Showing Uhura reacting to the infection would've required that she be given more than 10s of screen time per episode. :-\

I...will just attribute Kevin Riley's skills to some weird Irish magic.

I'm always in favor of more Rand.

Yes on AI Director.

I was thinking of that while watching "Assignment: Earth." I like the idea of Star Trek going back and silently recording/investigating historical events.

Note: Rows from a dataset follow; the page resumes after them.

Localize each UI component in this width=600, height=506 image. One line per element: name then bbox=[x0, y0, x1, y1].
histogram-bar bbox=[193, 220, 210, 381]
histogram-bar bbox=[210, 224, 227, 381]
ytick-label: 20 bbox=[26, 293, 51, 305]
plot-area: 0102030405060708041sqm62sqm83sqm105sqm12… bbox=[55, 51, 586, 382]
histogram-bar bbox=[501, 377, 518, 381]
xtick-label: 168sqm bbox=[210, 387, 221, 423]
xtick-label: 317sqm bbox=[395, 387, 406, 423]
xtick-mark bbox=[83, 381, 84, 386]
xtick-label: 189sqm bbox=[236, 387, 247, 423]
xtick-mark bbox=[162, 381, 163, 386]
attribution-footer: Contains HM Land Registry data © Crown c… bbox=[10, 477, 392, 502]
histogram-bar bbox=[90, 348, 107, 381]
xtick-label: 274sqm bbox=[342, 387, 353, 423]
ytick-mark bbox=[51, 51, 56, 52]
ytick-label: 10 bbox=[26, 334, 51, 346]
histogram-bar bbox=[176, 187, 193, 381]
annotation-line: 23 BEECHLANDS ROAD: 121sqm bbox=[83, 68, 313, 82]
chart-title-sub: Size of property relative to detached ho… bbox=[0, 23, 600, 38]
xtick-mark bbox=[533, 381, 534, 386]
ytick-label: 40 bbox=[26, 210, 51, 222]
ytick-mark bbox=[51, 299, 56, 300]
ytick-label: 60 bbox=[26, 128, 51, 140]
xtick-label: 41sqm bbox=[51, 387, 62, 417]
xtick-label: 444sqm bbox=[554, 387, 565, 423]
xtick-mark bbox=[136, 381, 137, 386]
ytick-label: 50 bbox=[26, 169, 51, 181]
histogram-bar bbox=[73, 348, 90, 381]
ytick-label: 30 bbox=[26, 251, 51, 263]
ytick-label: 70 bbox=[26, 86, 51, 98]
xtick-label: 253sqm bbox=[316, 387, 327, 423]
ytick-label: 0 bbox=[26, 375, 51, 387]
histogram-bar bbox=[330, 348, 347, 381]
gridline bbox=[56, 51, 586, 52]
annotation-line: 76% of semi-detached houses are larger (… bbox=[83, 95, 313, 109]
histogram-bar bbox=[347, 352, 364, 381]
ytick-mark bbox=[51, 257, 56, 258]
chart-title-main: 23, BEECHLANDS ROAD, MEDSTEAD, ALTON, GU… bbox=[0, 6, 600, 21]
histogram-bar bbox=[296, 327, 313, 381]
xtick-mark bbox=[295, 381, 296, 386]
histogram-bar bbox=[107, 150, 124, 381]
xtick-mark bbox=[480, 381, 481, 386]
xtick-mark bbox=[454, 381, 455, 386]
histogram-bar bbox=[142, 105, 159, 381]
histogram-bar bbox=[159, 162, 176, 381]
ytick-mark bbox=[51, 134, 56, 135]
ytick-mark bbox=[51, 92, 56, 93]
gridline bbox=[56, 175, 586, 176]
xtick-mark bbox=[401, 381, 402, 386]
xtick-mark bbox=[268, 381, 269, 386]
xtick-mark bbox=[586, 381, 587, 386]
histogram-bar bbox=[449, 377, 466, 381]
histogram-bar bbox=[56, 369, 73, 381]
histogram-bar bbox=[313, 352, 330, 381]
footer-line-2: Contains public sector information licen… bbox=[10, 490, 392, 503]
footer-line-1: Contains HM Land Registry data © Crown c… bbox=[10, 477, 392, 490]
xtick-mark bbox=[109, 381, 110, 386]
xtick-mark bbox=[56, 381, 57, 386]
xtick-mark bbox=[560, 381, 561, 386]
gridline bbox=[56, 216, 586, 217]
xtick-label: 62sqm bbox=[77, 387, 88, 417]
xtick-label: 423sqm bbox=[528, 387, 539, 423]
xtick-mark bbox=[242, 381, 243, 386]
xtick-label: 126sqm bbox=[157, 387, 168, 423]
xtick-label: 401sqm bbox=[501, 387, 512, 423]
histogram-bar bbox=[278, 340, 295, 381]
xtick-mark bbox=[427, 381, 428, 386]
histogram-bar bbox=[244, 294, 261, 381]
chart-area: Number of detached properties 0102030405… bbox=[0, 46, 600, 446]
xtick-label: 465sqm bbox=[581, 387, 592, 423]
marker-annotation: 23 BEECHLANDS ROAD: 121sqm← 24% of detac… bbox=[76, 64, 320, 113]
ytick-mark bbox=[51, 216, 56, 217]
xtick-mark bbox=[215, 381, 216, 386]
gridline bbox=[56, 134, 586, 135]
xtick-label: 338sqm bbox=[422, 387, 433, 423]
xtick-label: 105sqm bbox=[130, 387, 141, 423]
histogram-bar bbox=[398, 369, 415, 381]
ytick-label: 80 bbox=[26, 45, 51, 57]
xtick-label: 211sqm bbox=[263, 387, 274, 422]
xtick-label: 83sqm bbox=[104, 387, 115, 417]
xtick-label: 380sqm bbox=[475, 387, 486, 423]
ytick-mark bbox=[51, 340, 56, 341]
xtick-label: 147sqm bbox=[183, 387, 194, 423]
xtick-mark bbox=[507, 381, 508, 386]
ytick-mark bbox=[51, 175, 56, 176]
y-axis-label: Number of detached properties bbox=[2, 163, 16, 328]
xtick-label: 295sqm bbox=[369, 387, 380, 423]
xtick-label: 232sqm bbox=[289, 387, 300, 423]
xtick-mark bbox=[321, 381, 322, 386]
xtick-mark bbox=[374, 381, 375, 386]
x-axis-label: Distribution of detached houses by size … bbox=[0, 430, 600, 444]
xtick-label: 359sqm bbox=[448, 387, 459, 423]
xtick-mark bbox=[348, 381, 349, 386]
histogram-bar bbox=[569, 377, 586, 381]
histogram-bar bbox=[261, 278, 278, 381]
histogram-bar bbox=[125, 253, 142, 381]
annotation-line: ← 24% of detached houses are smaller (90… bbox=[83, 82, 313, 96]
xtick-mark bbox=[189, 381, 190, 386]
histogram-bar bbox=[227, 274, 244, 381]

There was a novel I haven't read called Killing Time where Romulans use it to go back and prevent the formation of The Federation. I like the theory that the slingshot is kind of a simple thing to do, but a society has to be ever so curious, intelligent, and scientific to do it; the only people who think of it are the ones that wouldn't use it irresponsibly.

Except the Romulans.

Thanks for the heads-up on the file. I couldn't even get it to play when I double-checked it. Everything should be good now.

SkilTao said...

I guess the decontamination worked, then. Kinda weird script-wise that it doesn't come up again even in passing, though. Maybe they didn't want to repeat the visual effects every time. (I've never tried to research Star Trek's visual effects; good luck.)

Leave it to the Federation to discover apocalyptic physics, and then use it to settle bar bets between historians.